Meskipun tingkat hunian gedung perkantoran bersertifikat hijau sedikit lebih rendah (3% di bawah rata-rata gedung konvensional), pertumbuhan harga sewa justru jauh lebih tinggi, mencapai 25%-30%. Perbedaan ini, menurut Knight Frank, dapat dijelaskan oleh berbagai faktor, termasuk lokasi strategis, teknologi pintar yang terintegrasi, spesifikasi bangunan yang unggul, serta fasilitas dan amenities yang lebih lengkap. Dengan kata lain, investor dan penyewa bersedia membayar lebih untuk ruang kerja yang tidak hanya nyaman tetapi juga ramah lingkungan dan berkelanjutan.
Knight Frank juga mencatat perubahan perilaku investor dalam hal akuisisi properti. Survei tahun 2023 menunjukkan bahwa investor Eropa dan Asia semakin memprioritaskan efisiensi energi, penggunaan energi terbarukan, dan tersedianya fasilitas pengisian kendaraan listrik (EV). Hal ini selaras dengan fitur umum yang ditemukan pada gedung-gedung perkantoran hijau di Jakarta, seperti infrastruktur pengisian EV, integrasi energi terbarukan, sistem konservasi air dan daur ulang sampah, serta pemantauan konsumsi energi yang ketat. Komitmen terhadap efisiensi dan konservasi sumber daya ini bukan hanya mengurangi jejak karbon, tetapi juga menghasilkan penghematan biaya operasional jangka panjang bagi pemilik dan penyewa.
Kesimpulannya, tren pertumbuhan gedung perkantoran hijau di Jakarta menunjukkan momentum yang kuat. Dorongan dari penerapan prinsip ESG, peningkatan kesadaran akan keberlanjutan, dan nilai tambah yang ditawarkan gedung-gedung hijau telah membentuk pasar properti yang lebih berkelanjutan dan berdaya saing. Tren ini diprediksi akan terus berlanjut, menandai transformasi signifikan dalam lanskap perkantoran di Jakarta dan sekitarnya.
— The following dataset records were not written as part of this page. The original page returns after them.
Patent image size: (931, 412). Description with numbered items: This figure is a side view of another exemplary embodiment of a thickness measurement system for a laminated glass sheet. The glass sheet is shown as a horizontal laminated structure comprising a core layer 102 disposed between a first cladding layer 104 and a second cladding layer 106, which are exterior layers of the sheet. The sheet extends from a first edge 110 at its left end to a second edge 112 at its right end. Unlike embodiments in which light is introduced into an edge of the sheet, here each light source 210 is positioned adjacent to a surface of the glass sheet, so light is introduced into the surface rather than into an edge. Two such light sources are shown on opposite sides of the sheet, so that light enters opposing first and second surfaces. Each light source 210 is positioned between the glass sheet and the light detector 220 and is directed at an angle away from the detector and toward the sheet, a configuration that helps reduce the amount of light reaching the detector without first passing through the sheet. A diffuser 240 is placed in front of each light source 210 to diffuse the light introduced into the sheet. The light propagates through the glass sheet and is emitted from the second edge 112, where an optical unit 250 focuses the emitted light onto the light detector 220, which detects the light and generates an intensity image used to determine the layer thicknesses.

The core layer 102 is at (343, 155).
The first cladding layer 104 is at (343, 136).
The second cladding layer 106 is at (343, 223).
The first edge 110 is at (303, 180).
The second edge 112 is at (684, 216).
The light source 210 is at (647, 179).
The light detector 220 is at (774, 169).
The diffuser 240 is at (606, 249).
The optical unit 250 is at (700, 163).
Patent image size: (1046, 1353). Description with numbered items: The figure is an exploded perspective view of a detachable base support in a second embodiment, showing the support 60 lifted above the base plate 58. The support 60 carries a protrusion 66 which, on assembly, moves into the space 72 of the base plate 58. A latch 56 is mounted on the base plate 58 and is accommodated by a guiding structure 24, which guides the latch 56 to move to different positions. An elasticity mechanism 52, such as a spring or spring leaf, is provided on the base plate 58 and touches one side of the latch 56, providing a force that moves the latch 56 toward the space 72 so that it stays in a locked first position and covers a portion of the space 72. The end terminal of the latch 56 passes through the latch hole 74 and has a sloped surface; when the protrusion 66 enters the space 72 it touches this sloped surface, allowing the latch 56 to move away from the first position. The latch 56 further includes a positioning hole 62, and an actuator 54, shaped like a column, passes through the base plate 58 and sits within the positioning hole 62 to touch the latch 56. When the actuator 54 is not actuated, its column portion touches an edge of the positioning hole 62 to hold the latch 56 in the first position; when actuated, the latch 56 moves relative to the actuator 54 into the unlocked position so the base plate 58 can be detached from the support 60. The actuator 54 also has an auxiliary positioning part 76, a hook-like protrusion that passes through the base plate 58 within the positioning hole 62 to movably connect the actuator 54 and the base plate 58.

Faktor-faktor pendukung pertumbuhan gedung perkantoran hijau di Jakarta:
- Meningkatnya kesadaran ESG di kalangan pelaku industri.
- Keuntungan bisnis dari penerapan prinsip ESG.
- Permintaan yang meningkat dari penyewa premium.
- Peningkatan investasi dari investor yang berfokus pada keberlanjutan.
- Dukungan pemerintah terhadap pembangunan berkelanjutan.
- Tersedianya sertifikasi bangunan hijau yang terpercaya.